Benny’s father was Myer Kubelski, who in 1889, immigrated to New York from Lithuania. He settled in Waukegan, Illinois and was a Jewish saloon keeper, tailor, haberdasher and dry good store proprietor. Four years after his immigration,Myer married Emma (Sachs) Wagner in 1893. She also was an immigrant from Lithuania.
A story surrounding Jack Benny’s birth concerns a superstition of his mother. She believed that it carried more status, or was good luck, to be born in a bigger city. So she and Meyer temporarily moved. They lived in Chicago for about a year so their first child could be endowed with all the prestige, luck and what ever other good fortune a big city could bring. And so we have the story of why the birth certificate of Benjamin Kubelski reads: Mercy Hospital, Cook County Chicago, Illinois.
The family did move back to Waukegan and their young son had a normal life. The family didn’t have much in the way of wealth, but as a wedding gift, Emma had recieved a piano from her mother. Young Benjamin began showing some musical aptitude by playing simple tunes on that piano. It inspired Benjamin’s parents to present him with a half sized violin for his 6th birthday, which was a popular instrument for young Jewish children to learn to play. It was his parents hopes that he would be a great classical violinist.

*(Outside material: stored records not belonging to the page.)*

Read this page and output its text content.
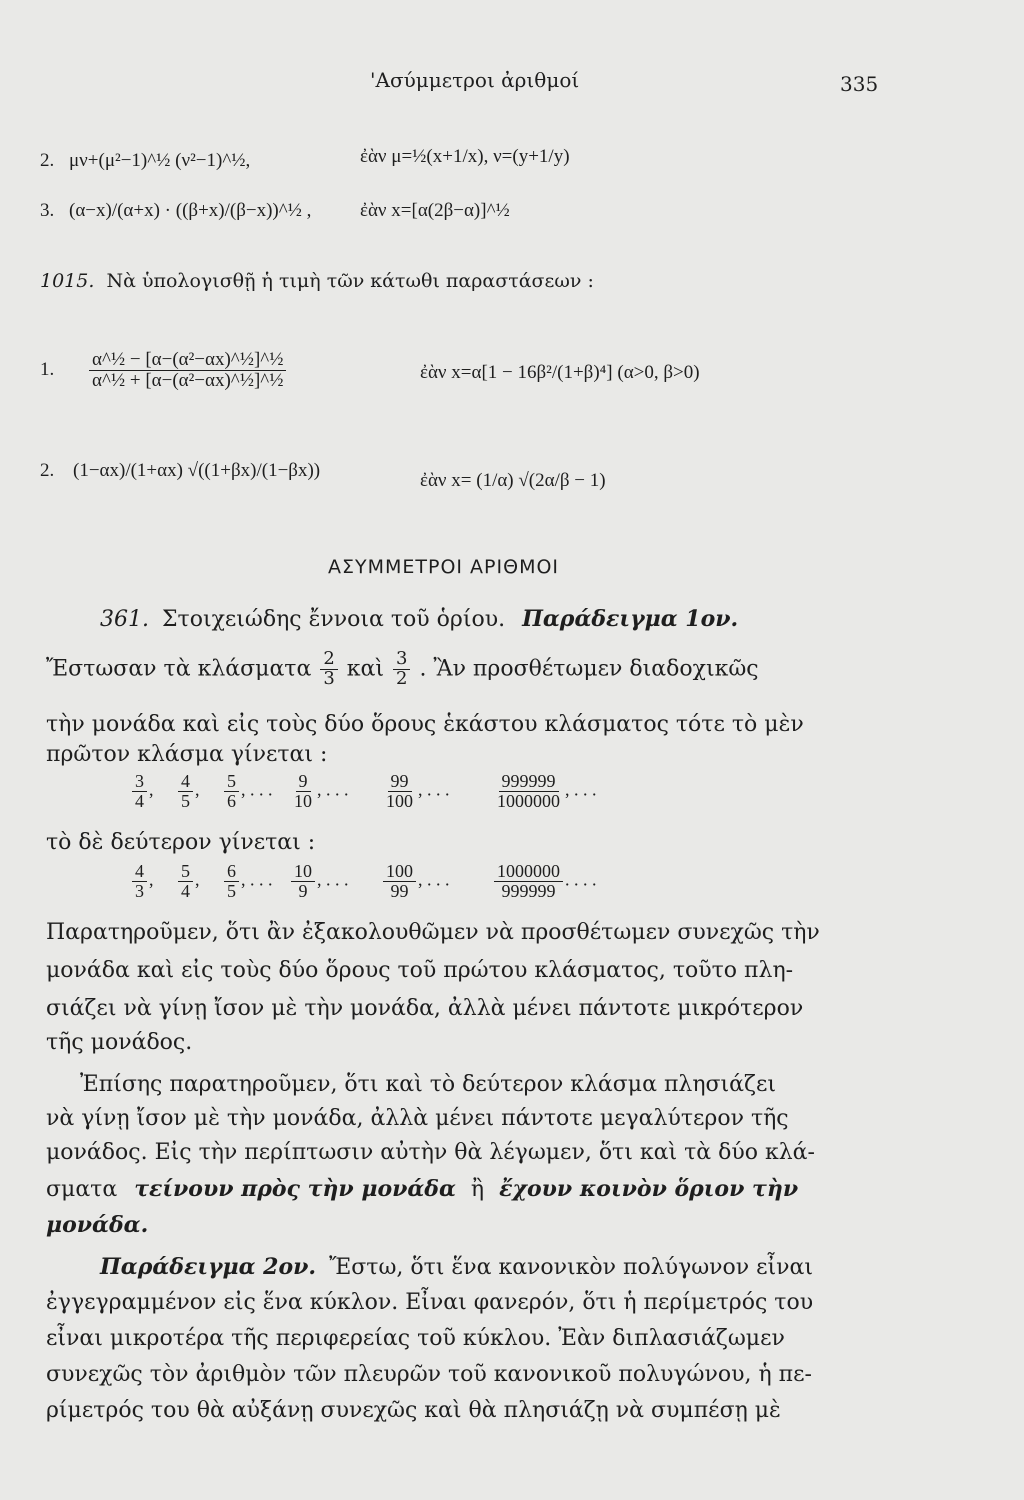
'Ασύμμετροι ἀριθμοί	335
2. μν+(μ²−1)^½ (ν²−1)^½,	ἐὰν μ=½(x+1/x), ν=(y+1/y)
3. (α−x)/(α+x) · ((β+x)/(β−x))^½ ,	ἐὰν x=[α(2β−α)]^½
1015. Νὰ ὑπολογισθῇ ἡ τιμὴ τῶν κάτωθι παραστάσεων :
1. $\frac{\text{α\textasciicircum{}½ − [α−(α²−αx)\textasciicircum{}½]\textasciicircum{}½}}{\text{α\textasciicircum{}½ + [α−(α²−αx)\textasciicircum{}½]\textasciicircum{}½}}$	ἐὰν x=α[1 − 16β²/(1+β)⁴] (α>0, β>0)
2. (1−αx)/(1+αx) √((1+βx)/(1−βx))	ἐὰν x= (1/α) √(2α/β − 1)
ΑΣΥΜΜΕΤΡΟΙ ΑΡΙΘΜΟΙ
361. Στοιχειώδης ἔννοια τοῦ ὁρίου. Παράδειγμα 1ον.
Ἔστωσαν τὰ κλάσματα $\frac{2}{3}$ καὶ $\frac{3}{2}$ . Ἂν προσθέτωμεν διαδοχικῶς
τὴν μονάδα καὶ εἰς τοὺς δύο ὅρους ἑκάστου κλάσματος τότε τὸ μὲν
πρῶτον κλάσμα γίνεται :
$\frac{3}{4}$ , $\frac{4}{5}$ , $\frac{5}{6}$ , . . . $\frac{9}{10}$ , . . . $\frac{99}{100}$ , . . . $\frac{999999}{1000000}$ , . . .
τὸ δὲ δεύτερον γίνεται :
$\frac{4}{3}$ , $\frac{5}{4}$ , $\frac{6}{5}$ , . . . $\frac{10}{9}$ , . . . $\frac{100}{99}$ , . . . $\frac{1000000}{999999}$ . . . .
Παρατηροῦμεν, ὅτι ἂν ἐξακολουθῶμεν νὰ προσθέτωμεν συνεχῶς τὴν
μονάδα καὶ εἰς τοὺς δύο ὅρους τοῦ πρώτου κλάσματος, τοῦτο πλη-
σιάζει νὰ γίνῃ ἴσον μὲ τὴν μονάδα, ἀλλὰ μένει πάντοτε μικρότερον
τῆς μονάδος.
Ἐπίσης παρατηροῦμεν, ὅτι καὶ τὸ δεύτερον κλάσμα πλησιάζει
νὰ γίνῃ ἴσον μὲ τὴν μονάδα, ἀλλὰ μένει πάντοτε μεγαλύτερον τῆς
μονάδος. Εἰς τὴν περίπτωσιν αὐτὴν θὰ λέγωμεν, ὅτι καὶ τὰ δύο κλά-
σματα τείνουν πρὸς τὴν μονάδα ἢ ἔχουν κοινὸν ὅριον τὴν
μονάδα.
Παράδειγμα 2ον. Ἔστω, ὅτι ἕνα κανονικὸν πολύγωνον εἶναι
ἐγγεγραμμένον εἰς ἕνα κύκλον. Εἶναι φανερόν, ὅτι ἡ περίμετρός του
εἶναι μικροτέρα τῆς περιφερείας τοῦ κύκλου. Ἐὰν διπλασιάζωμεν
συνεχῶς τὸν ἀριθμὸν τῶν πλευρῶν τοῦ κανονικοῦ πολυγώνου, ἡ πε-
ρίμετρός του θὰ αὐξάνῃ συνεχῶς καὶ θὰ πλησιάζῃ νὰ συμπέσῃ μὲ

His first lessons were taken twice per week from Professor Harlow, who charged 50 cents per lesson. As it turned out, he loved the instrument. He enjoyed playing the violin and was showing promising ability. However, he hated to practice. It is said that He would play for his grandmother. She would sit in a row of chairs that represented a crowd of fans, as her young grandson put on shows for imaginary audiences.

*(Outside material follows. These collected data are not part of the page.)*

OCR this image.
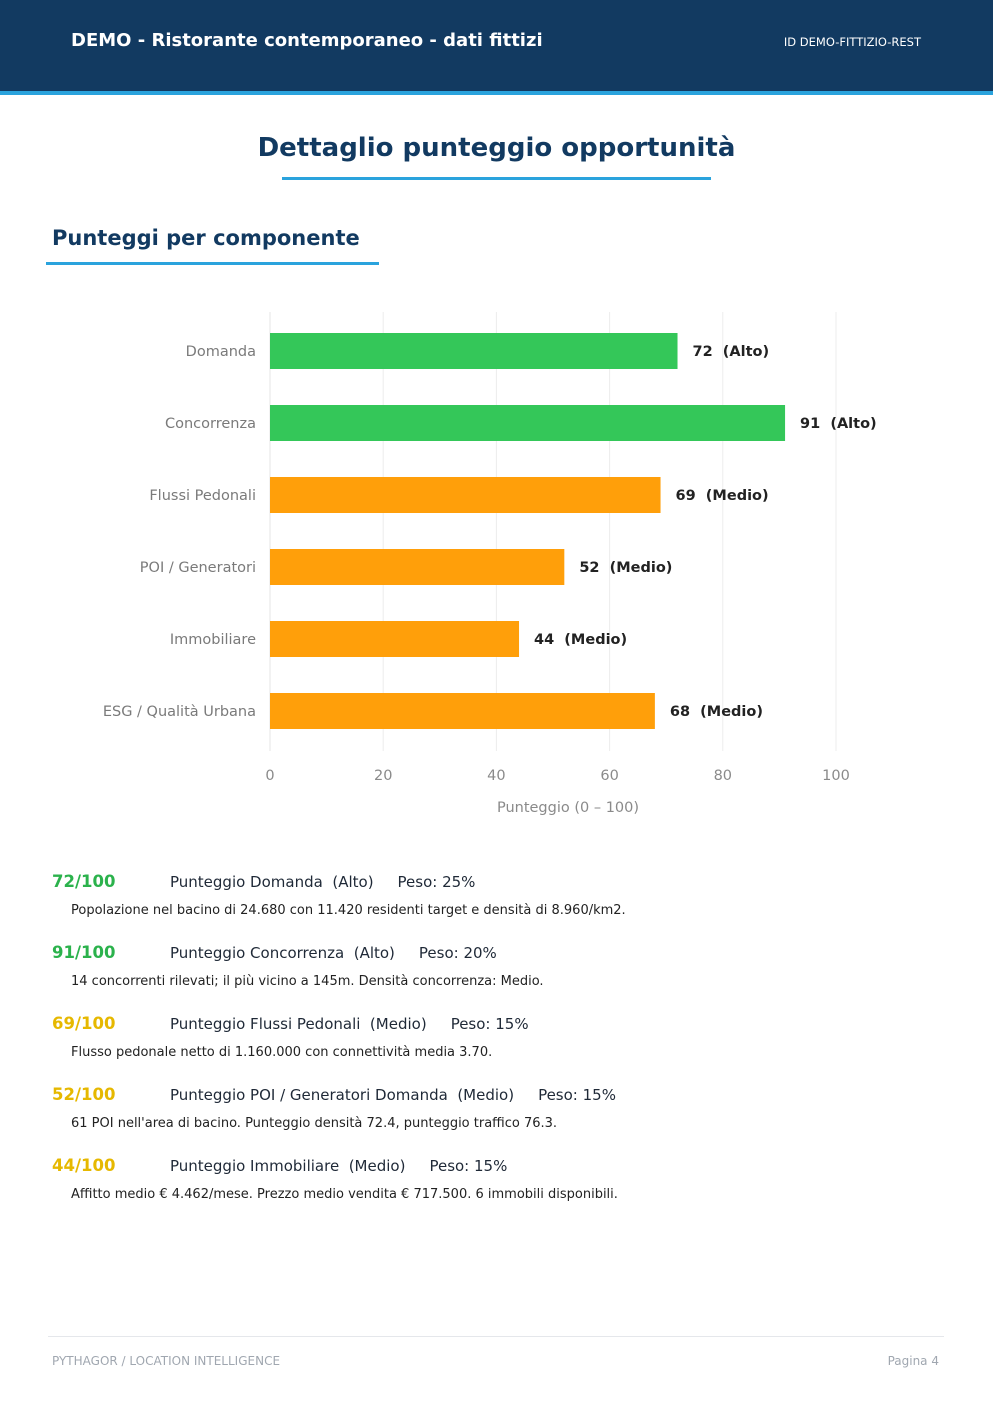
DEMO - Ristorante contemporaneo - dati fittizi	ID DEMO-FITTIZIO-REST
Dettaglio punteggio opportunità
Punteggi per componente
Domanda	72  (Alto)
Concorrenza	91  (Alto)
Flussi Pedonali	69  (Medio)
POI / Generatori	52  (Medio)
Immobiliare	44  (Medio)
ESG / Qualità Urbana	68  (Medio)
0	20	40	60	80	100
Punteggio (0 – 100)
72/100	Punteggio Domanda  (Alto) Peso: 25%
Popolazione nel bacino di 24.680 con 11.420 residenti target e densità di 8.960/km2.
91/100	Punteggio Concorrenza  (Alto) Peso: 20%
14 concorrenti rilevati; il più vicino a 145m. Densità concorrenza: Medio.
69/100	Punteggio Flussi Pedonali  (Medio) Peso: 15%
Flusso pedonale netto di 1.160.000 con connettività media 3.70.
52/100	Punteggio POI / Generatori Domanda  (Medio) Peso: 15%
61 POI nell'area di bacino. Punteggio densità 72.4, punteggio traffico 76.3.
44/100	Punteggio Immobiliare  (Medio) Peso: 15%
Affitto medio € 4.462/mese. Prezzo medio vendita € 717.500. 6 immobili disponibili.
PYTHAGOR / LOCATION INTELLIGENCE	Pagina 4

Later that same year, on September 12, 1900 Benny’s sister, Florence was born.
Benny’s violin ability increased and by 1902 was taking weekly lessons at the Chicago Musical College. His new instructor was Dr. Hugo Kortschalk.

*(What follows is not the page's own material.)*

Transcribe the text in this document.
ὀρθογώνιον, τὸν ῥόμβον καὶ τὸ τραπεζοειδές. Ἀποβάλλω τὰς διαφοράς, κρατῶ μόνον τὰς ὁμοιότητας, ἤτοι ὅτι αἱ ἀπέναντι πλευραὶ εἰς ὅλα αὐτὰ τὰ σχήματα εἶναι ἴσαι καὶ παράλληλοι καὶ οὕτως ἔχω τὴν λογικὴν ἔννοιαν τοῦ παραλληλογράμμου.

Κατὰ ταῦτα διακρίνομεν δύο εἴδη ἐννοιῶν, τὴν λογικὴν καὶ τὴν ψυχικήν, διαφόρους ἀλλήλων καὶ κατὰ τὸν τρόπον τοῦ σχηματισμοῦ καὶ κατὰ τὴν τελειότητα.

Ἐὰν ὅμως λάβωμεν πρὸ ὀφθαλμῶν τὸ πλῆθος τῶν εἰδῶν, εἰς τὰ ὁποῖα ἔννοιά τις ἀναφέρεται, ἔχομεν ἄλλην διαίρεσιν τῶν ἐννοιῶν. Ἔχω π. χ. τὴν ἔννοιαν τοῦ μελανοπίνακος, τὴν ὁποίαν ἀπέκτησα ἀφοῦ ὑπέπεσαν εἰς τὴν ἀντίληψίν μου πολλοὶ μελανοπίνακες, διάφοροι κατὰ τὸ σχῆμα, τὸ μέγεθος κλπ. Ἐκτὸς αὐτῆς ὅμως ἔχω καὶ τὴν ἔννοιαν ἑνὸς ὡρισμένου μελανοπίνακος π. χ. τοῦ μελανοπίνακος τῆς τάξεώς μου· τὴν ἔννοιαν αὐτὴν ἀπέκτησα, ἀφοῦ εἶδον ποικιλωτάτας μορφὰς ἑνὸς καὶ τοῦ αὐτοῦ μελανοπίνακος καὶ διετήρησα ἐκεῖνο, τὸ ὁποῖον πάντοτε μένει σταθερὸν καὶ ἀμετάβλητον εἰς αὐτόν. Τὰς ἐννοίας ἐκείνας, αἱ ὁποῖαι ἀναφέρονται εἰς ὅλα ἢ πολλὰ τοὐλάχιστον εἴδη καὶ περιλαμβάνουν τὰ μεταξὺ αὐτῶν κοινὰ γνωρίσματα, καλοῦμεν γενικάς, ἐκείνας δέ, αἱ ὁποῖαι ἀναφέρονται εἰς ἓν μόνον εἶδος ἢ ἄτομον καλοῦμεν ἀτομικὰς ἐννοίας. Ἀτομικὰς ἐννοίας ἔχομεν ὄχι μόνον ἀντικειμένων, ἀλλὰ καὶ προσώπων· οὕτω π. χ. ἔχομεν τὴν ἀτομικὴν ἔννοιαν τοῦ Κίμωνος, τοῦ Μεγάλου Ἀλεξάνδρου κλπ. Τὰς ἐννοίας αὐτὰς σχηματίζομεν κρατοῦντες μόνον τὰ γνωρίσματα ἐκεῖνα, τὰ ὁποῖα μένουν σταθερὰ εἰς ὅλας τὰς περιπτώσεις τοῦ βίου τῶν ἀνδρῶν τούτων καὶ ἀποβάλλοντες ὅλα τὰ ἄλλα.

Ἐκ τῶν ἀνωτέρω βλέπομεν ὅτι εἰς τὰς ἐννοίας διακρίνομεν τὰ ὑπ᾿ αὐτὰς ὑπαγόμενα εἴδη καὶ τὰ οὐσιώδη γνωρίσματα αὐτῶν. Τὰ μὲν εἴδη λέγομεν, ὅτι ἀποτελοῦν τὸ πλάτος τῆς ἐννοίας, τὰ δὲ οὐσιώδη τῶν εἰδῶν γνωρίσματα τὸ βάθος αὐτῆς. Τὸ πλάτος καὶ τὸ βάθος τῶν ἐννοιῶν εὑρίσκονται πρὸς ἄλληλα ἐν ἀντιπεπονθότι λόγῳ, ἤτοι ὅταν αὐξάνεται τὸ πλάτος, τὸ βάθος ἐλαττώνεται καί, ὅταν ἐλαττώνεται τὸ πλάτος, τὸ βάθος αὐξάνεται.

As a young schoolboy, life was filled with assorted routines. For Benjamin that meant spending afternoons practicing. From 4pm to 6pm he was forced to sit by the front parlor window at his family home at 224 South Genesee Street. Through that parlor window he could see Lake Michigan, and all the activity that took place on the water’s edge. The boats at the dock, people coming and going and all the distractions to make a young boy’s imagination wander. Practicing the violin just seemed to not be as important.
As time marched on, school, and grades took on less of an interest. By the time Benjamin was 14 years old and entered the ninth grade at Waukegan’s Central High School, his musical ability was accomplished enough to get him a job. He worked in the orchestra pit at the Barrison Theater, the local vaudeville house, which was just a few blocks from his home. Sources also claim that he played in local dance bands as well as in his high school orchestra.
Benjamin was a dreamer and a poor student. He managed to flunk out of every subject that year. Depending on the source, and possibly a combination of them, the truth may be found, one story says that he simply dropped out of school voluntarily. While another story claims that He was expelled from high school, allegedly for hanging out at vaudeville theaters instead of attending class. The reality might well be a combination of things, poor grades, lack of interest and possibly expulsion on academic grounds, due to those bad grades, or poor attendance. Over the next three years, from1908 to 1911, Benjamin most likely both helped out at his father’s store as well as played music when he could get hired on in a band.
Though he was the dutiful son, and tryed his best at the family business, his lack of interest must have been apparent.